Some of the trees in the interpretive
area were born in the early 1700's. There are western hemlock, western
red cedar and balsam trees in the protected buffer zone. Buffer
zones protect stream banks, provide shade and produce litterfall
(nutrients for fish falling from trees).
The second section - Lower Riverside
Trail - continues from the interpretive trail further up the mountain.
It is more about hiking, mountain biking and scenery from here on
in. The trail is a mixture of gravel road and single - track routes
connecting to other trails like the Farside Trail and Ridge Trail...
plus it leads to Logger's Lake.
The Riverside Trail, along with the
Ridge Trail, are the more popular hiking and mountain biking routes
in the Whistler Interpretive Forest
because they act as connector trails to other trails in the region.
From the Riverside Trail to the suspension bridge to Farside Trail
Loop is 6.3 Km.
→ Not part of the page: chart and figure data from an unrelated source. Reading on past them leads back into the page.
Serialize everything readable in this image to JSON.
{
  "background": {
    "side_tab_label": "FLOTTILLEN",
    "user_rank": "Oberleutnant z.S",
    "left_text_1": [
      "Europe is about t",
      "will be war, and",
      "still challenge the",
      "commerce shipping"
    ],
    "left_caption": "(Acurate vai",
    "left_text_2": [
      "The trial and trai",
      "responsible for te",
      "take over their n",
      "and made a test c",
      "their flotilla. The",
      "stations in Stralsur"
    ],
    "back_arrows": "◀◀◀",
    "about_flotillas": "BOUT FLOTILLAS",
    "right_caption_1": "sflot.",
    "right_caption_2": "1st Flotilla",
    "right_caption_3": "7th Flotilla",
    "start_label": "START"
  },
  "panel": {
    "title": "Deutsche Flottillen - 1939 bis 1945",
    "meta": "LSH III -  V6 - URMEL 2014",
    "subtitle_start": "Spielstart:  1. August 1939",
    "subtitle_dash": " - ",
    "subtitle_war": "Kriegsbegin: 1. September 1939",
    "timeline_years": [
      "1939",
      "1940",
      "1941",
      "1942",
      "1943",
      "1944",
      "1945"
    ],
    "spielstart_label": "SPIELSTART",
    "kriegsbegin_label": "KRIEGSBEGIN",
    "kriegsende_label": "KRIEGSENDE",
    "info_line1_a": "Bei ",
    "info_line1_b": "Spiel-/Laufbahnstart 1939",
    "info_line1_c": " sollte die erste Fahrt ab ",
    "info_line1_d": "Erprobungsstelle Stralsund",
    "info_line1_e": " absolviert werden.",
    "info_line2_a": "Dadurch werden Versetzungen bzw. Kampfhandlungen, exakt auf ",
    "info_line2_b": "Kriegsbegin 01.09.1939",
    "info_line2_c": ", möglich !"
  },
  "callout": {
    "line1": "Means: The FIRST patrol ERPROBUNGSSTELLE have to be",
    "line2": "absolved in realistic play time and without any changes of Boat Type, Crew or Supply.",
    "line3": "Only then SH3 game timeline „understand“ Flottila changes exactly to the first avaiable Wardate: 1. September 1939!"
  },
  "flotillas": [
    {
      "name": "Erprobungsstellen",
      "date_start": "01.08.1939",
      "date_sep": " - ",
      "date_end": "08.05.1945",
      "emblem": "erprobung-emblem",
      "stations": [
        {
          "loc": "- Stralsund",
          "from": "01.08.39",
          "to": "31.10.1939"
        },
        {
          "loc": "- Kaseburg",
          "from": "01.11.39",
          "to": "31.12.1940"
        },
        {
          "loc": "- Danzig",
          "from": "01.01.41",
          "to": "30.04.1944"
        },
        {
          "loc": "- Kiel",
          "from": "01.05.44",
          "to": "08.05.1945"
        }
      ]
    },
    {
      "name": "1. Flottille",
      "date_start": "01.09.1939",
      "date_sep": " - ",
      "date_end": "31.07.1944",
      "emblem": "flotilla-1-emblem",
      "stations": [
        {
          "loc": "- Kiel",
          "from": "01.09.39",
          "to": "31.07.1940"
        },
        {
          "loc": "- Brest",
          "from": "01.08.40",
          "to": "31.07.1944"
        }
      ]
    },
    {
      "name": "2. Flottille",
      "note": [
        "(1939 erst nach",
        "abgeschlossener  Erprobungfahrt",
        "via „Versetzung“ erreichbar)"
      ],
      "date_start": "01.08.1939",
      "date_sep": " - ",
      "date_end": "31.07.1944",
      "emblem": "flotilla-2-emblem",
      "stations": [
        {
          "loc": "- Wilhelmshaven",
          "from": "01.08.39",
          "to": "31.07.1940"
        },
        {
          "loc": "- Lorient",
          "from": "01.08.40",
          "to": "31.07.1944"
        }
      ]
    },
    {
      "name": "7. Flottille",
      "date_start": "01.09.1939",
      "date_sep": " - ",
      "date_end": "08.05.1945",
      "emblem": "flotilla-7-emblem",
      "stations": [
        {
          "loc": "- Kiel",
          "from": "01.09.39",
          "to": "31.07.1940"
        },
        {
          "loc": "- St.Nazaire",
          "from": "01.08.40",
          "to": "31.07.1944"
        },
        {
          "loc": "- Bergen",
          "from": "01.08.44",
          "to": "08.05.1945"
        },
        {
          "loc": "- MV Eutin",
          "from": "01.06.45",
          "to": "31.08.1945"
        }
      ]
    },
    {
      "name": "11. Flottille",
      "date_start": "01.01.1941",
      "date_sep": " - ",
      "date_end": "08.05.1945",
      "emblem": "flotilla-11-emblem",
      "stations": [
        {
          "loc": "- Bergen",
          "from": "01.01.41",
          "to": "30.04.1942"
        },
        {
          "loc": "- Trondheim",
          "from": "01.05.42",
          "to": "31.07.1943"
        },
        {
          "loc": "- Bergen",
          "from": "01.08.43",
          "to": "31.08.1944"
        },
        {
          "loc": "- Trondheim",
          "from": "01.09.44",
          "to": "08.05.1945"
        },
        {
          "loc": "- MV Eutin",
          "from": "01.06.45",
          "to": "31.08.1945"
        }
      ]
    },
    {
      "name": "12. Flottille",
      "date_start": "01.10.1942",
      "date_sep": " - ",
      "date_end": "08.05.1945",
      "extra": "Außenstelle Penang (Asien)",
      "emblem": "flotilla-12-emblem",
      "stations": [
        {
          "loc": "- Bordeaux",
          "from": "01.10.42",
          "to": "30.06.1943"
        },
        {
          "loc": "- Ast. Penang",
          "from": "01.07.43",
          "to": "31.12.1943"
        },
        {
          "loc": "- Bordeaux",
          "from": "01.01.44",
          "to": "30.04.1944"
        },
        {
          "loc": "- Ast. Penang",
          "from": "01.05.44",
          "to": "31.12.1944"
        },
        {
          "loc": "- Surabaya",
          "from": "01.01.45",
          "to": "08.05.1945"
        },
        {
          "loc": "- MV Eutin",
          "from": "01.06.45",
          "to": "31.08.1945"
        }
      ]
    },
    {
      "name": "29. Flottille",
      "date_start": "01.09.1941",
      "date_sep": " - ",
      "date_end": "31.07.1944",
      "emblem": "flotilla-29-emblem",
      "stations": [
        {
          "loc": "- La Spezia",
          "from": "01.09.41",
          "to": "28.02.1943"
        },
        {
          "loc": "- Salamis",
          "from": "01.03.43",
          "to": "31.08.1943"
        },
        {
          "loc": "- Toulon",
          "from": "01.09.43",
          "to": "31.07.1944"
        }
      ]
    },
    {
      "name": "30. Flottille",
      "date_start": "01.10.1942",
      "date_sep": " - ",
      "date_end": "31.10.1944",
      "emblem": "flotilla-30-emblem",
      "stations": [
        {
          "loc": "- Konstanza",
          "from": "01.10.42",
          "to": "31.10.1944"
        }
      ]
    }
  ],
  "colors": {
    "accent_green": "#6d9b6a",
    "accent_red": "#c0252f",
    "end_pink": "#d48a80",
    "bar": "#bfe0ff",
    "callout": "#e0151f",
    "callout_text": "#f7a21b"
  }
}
The Riverside Trail to Loggers Lake is 3.5 Km. Riverside
Trail to House Rock is 4.1 Km. All trail routes are multi use trails
explored by both, hikers and mountain bikers. Each
route is an opportunity
to learn more about the wildlife, geological formations and forest
types of the region.
Lake Access - From Whistler travel south on Hwy
99 (Sea to Sky) and take a left onto the Cheakamus Lake gravel road.
Instantly, to your left, is a parking lot posted with trail billboards
and distance maps. From here the Riverside Interpretive Trail begins.